Russia's withdrawal from Treaty on Open Skies destroys European security architecture – Ukraine's MFA

2 min read
Russia's withdrawal from Treaty on Open Skies destroys European security architecture – Ukraine's MFA

The withdrawal of the Russian Federation from the Treaty on Open Skies is another example of the implementation of the foreign policy course aimed at destroying the European security architecture, destroying international arms control systems and undermining fundamental norms and principles of international law, the Foreign Ministry of Ukraine said.
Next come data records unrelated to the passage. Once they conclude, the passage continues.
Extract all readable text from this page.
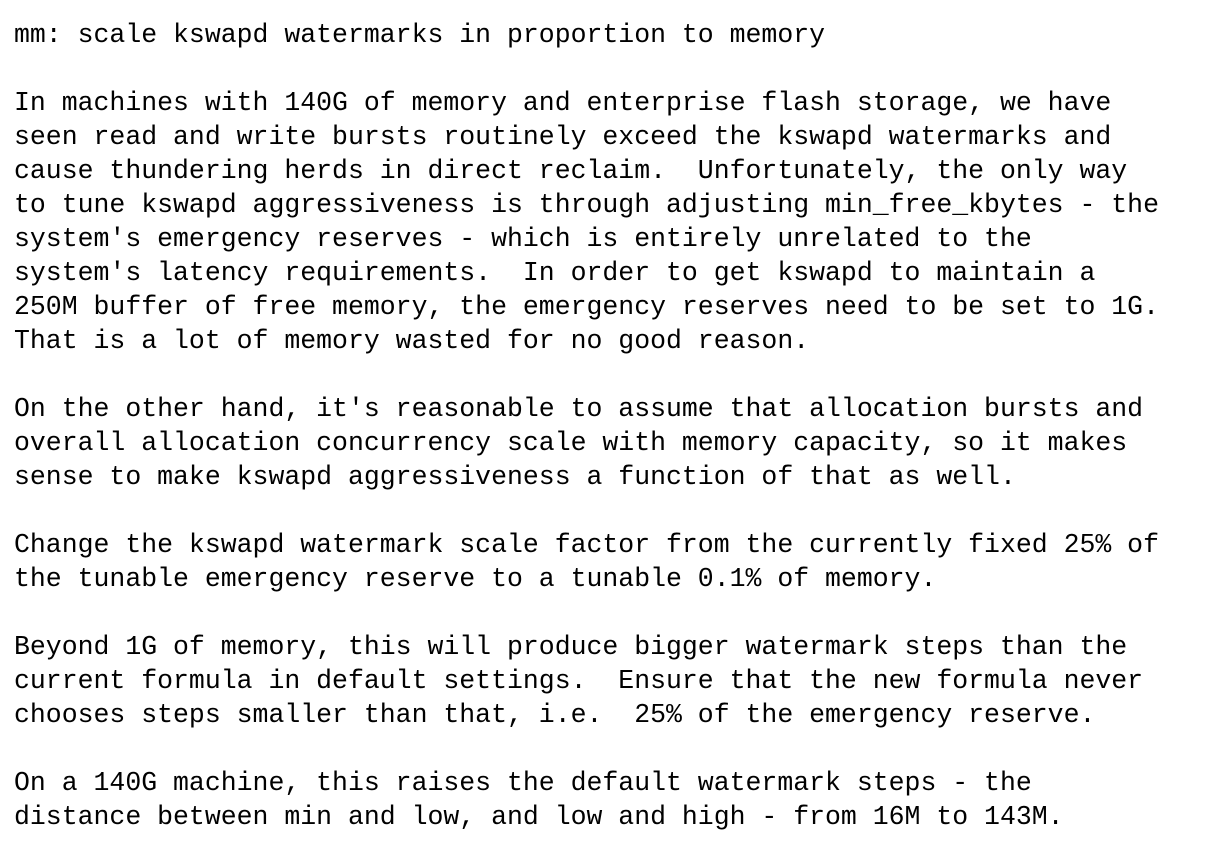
mm: scale kswapd watermarks in proportion to memory
In machines with 140G of memory and enterprise flash storage, we have
seen read and write bursts routinely exceed the kswapd watermarks and
cause thundering herds in direct reclaim.  Unfortunately, the only way
to tune kswapd aggressiveness is through adjusting min_free_kbytes - the
system's emergency reserves - which is entirely unrelated to the
system's latency requirements.  In order to get kswapd to maintain a
250M buffer of free memory, the emergency reserves need to be set to 1G.
That is a lot of memory wasted for no good reason.
On the other hand, it's reasonable to assume that allocation bursts and
overall allocation concurrency scale with memory capacity, so it makes
sense to make kswapd aggressiveness a function of that as well.
Change the kswapd watermark scale factor from the currently fixed 25% of
the tunable emergency reserve to a tunable 0.1% of memory.
Beyond 1G of memory, this will produce bigger watermark steps than the
current formula in default settings.  Ensure that the new formula never
chooses steps smaller than that, i.e.  25% of the emergency reserve.
On a 140G machine, this raises the default watermark steps - the
distance between min and low, and low and high - from 16M to 143M.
"Russia grossly violated the Treaty on Open Skies during 2009-2020, in particular, by reducing the area of its application through the occupation of parts of the territory of Ukraine and Georgia," the Ukrainian Foreign Ministry said on Monday.

The ministry said the Treaty on Open Skies is an important legally binding agreement in the field of arms control, which ensures the implementation of observation flights over each other's territory.

"In 2015-2020 alone, Ukraine carried out 50 observation flights, including 53 observation missions on its territory, in particular, on December 5 to December 7, 2018, the U.S. emergency mission as part of the United States multinational observer team of the United States, Canada, Great Britain, France and Romania with the purpose to study the situation as a result of an armed attack by the naval and air forces of the Russian Federation on a ship-and-boat group of the Ukrainian Navy in the Kerch Strait on November 25, 2018," the Ukrainian Foreign Ministry said.

The Treaty on Open Skies was signed on March 24, 1992 in Helsinki (Finland) by 27 CSCE member states (since 1995 – the OSCE). The Treaty entered into force on January 1, 2002. Its members are currently 33 states: Belgium, Belarus, Bulgaria, Bosnia and Herzegovina, Great Britain, Greece, Georgia, Denmark, Estonia, Iceland, Spain, Italy, Canada, Luxembourg, Latvia, Lithuania, the Netherlands, Norway, Poland, Portugal, Russia, Romania, Slovakia, Slovenia, Turkey, Hungary, Ukraine, France, Finland, Sweden, Czech Republic, Croatia. The treaty provides for the establishment of an open skies regime – observing the observation of flights of participants over the territory with each other, monitoring the activities of the state, monitoring the situation.

Due to long-term violations of the treaty by Russia, on November 22, 2020, the United States was forced to withdraw from the Treaty. On January 15, the Russian Ministry of Foreign Affairs announced the beginning of the procedure for the withdrawal of Russia from the Treaty on Open Skies.